The plane's final m Morse tranmission was "ETA SANTIAGO 17.45 HRS STENDEC". The Chilean Air Force radio operator at the Santiago airport described this transmission as coming in "loud and clear" but very fast; as he did not recognise the last word, he requested clarification and heard "STENDEC" repeated twice in succession before contact with the aircraft was lost. This word has not been definitively explained and has given rise to much speculation—including suggestions (made before the wreckage was finally discovered) that the aircraft and those aboard could have been the victims of a UFO encounter.

The staff of the BBC television series Horizon—which presented an episode in 2000 on the Star Dust disappearance—received hundreds of messages from viewers proposing explanations of STENDEC. These included suggestions that the radio operator, possibly suffering from hypoxia, had scrambled the word DESCENT (of which STENDEC is an anagram); that STENDEC may have been the initials of some obscure phrase or that the airport radio operator had misheard the Morse code transmission despite it reportedly having been repeated multiple times. The Horizon staff concluded that, with the possible exception of some misunderstanding based on Morse code, none of these proposed solutions was plausible.[10] It has also been suggested that WWII pilots used this seemingly obscure abbreviation when an aircraft was in hazardous weather and was likely to crash, meaning "Severe Turbulence Encountered, Now Descending Emergency Crash-landing". It is also known that all the crew including the flight attendant had prior WWII air service experience.[citation needed] However, this theory does not match with the rest of the message, which was reporting the flight's estimated arrival time.[citation needed]

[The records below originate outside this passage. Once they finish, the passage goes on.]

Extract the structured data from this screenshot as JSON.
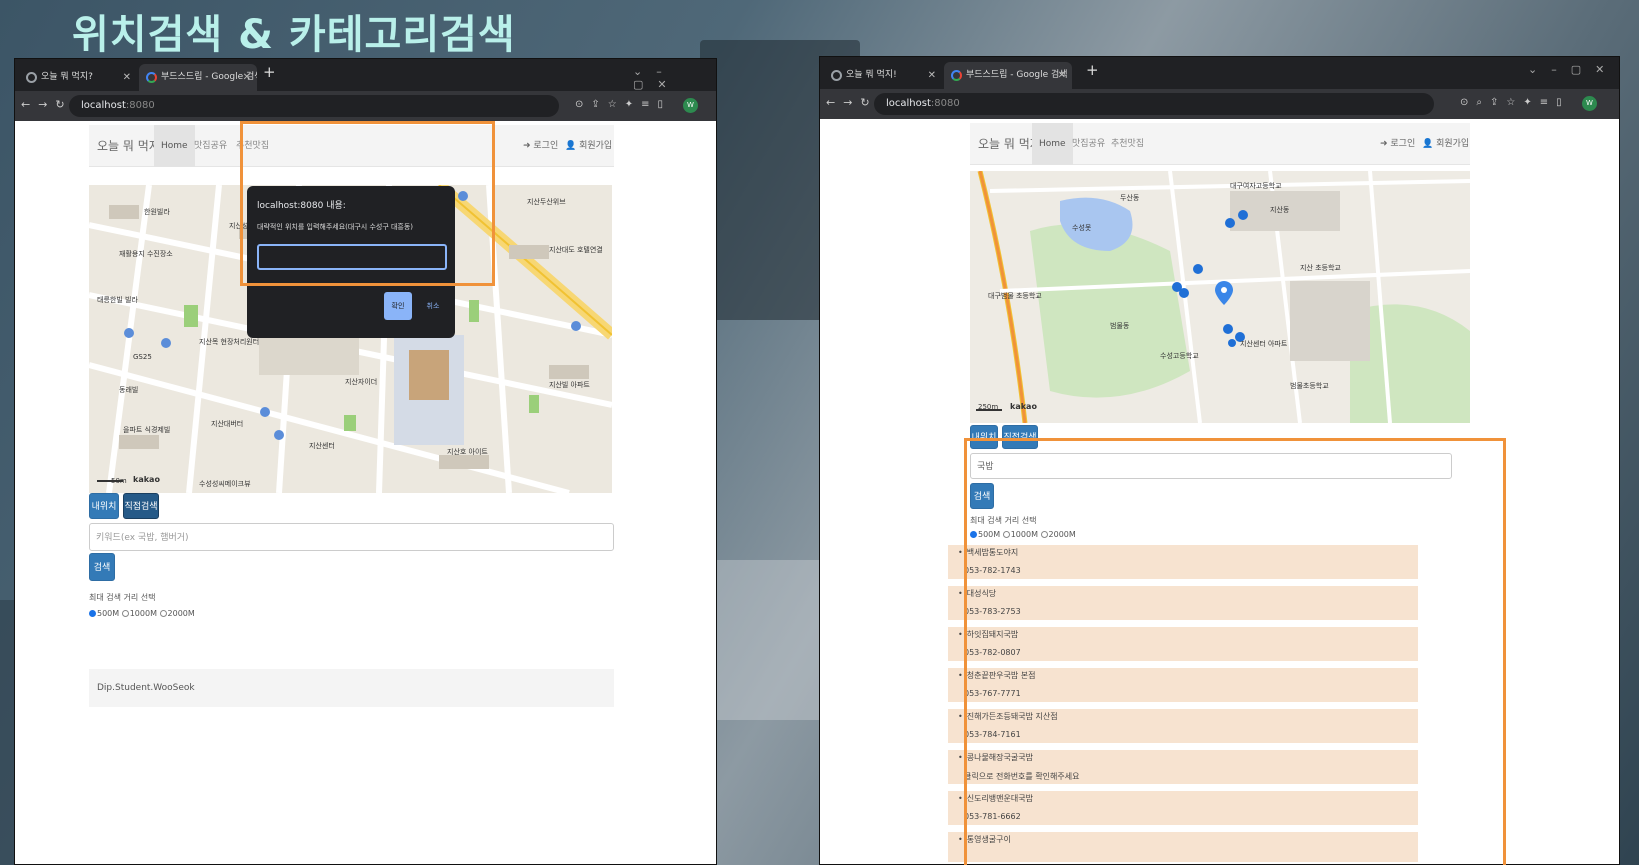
{
  "slide_title": "위치검색 & 카테고리검색",
  "left_window": {
    "tabs": [
      {
        "label": "오늘 뭐 먹지?"
      },
      {
        "label": "부드스드립 - Google 검색"
      }
    ],
    "url": {
      "host": "localhost",
      "port": ":8080"
    },
    "site": {
      "brand": "오늘 뭐 먹지?",
      "nav": [
        "Home",
        "맛집공유",
        "추천맛집"
      ],
      "login": "로그인",
      "signup": "회원가입"
    },
    "map": {
      "labels": [
        "한원빌라",
        "재활용지 수진장소",
        "지산성당 지산동 회미도빌",
        "태릉한빌 빌라",
        "GS25",
        "동래빌",
        "을파트 식경제빌",
        "지산목 현장처리원터",
        "지산대버터",
        "지산자이더",
        "지산두산위브",
        "수성성씨메이크뷰",
        "지산빌 아파트",
        "지산호 아이트",
        "지산센터",
        "지산대도 호텔연결"
      ],
      "scale": "50m",
      "logo": "kakao"
    },
    "dialog": {
      "title": "localhost:8080 내용:",
      "message": "대략적인 위치를 입력해주세요(대구시 수성구 대흥동)",
      "ok": "확인",
      "cancel": "취소"
    },
    "buttons": {
      "my_location": "내위치",
      "direct_search": "직접검색",
      "search": "검색"
    },
    "search": {
      "placeholder": "키워드(ex 국밥, 햄버거)"
    },
    "distance": {
      "label": "최대 검색 거리 선택",
      "options": [
        "500M",
        "1000M",
        "2000M"
      ],
      "selected": "500M"
    },
    "footer": "Dip.Student.WooSeok"
  },
  "right_window": {
    "tabs": [
      {
        "label": "오늘 뭐 먹지!"
      },
      {
        "label": "부드스드립 - Google 검색"
      }
    ],
    "url": {
      "host": "localhost",
      "port": ":8080"
    },
    "site": {
      "brand": "오늘 뭐 먹지?",
      "nav": [
        "Home",
        "맛집공유",
        "추천맛집"
      ],
      "login": "로그인",
      "signup": "회원가입"
    },
    "map": {
      "labels": [
        "수성못",
        "대구여자고등학교",
        "지산동",
        "지산 초등학교",
        "범물동",
        "두산동",
        "지산센터 아파트",
        "수성고등학교",
        "범물초등학교",
        "대구범물 초등학교"
      ],
      "scale": "250m",
      "logo": "kakao"
    },
    "buttons": {
      "my_location": "내위치",
      "direct_search": "직접검색",
      "search": "검색"
    },
    "search": {
      "value": "국밥"
    },
    "distance": {
      "label": "최대 검색 거리 선택",
      "options": [
        "500M",
        "1000M",
        "2000M"
      ],
      "selected": "500M"
    },
    "results": [
      {
        "name": "백세밥통도야지",
        "phone": "053-782-1743"
      },
      {
        "name": "대성식당",
        "phone": "053-783-2753"
      },
      {
        "name": "하잇집돼지국밥",
        "phone": "053-782-0807"
      },
      {
        "name": "청춘끝판우국밥 본점",
        "phone": "053-767-7771"
      },
      {
        "name": "진해가든조등돼국밥 지산점",
        "phone": "053-784-7161"
      },
      {
        "name": "콩나물해장국굴국밥",
        "phone": "클릭으로 전화번호를 확인해주세요"
      },
      {
        "name": "신도리뱅맨운대국밥",
        "phone": "053-781-6662"
      },
      {
        "name": "통영생굴구이",
        "phone": ""
      }
    ]
  },
  "colors": {
    "accent_orange": "#f0923a",
    "bootstrap_blue": "#337ab7",
    "title_mint": "#b9f0ea"
  }
}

The simplest explanation put forward to date is that the spacing of the rapidly sent message was misheard or sloppily sent. In Morse code, determining accurate spacing between characters is vital to properly interpret the message; STENDEC uses exactly the same dot/dash sequence as SCTI AR (airport code, "over"). SCTI AR is a transmission that would have been expected to occur in the given context.[citation needed]

Alternatively, the Morse spelling for STENDEC is one character off from instead spelling VALP, the call sign for the airport at Valparaiso, some 110 kilometers north of Santiago.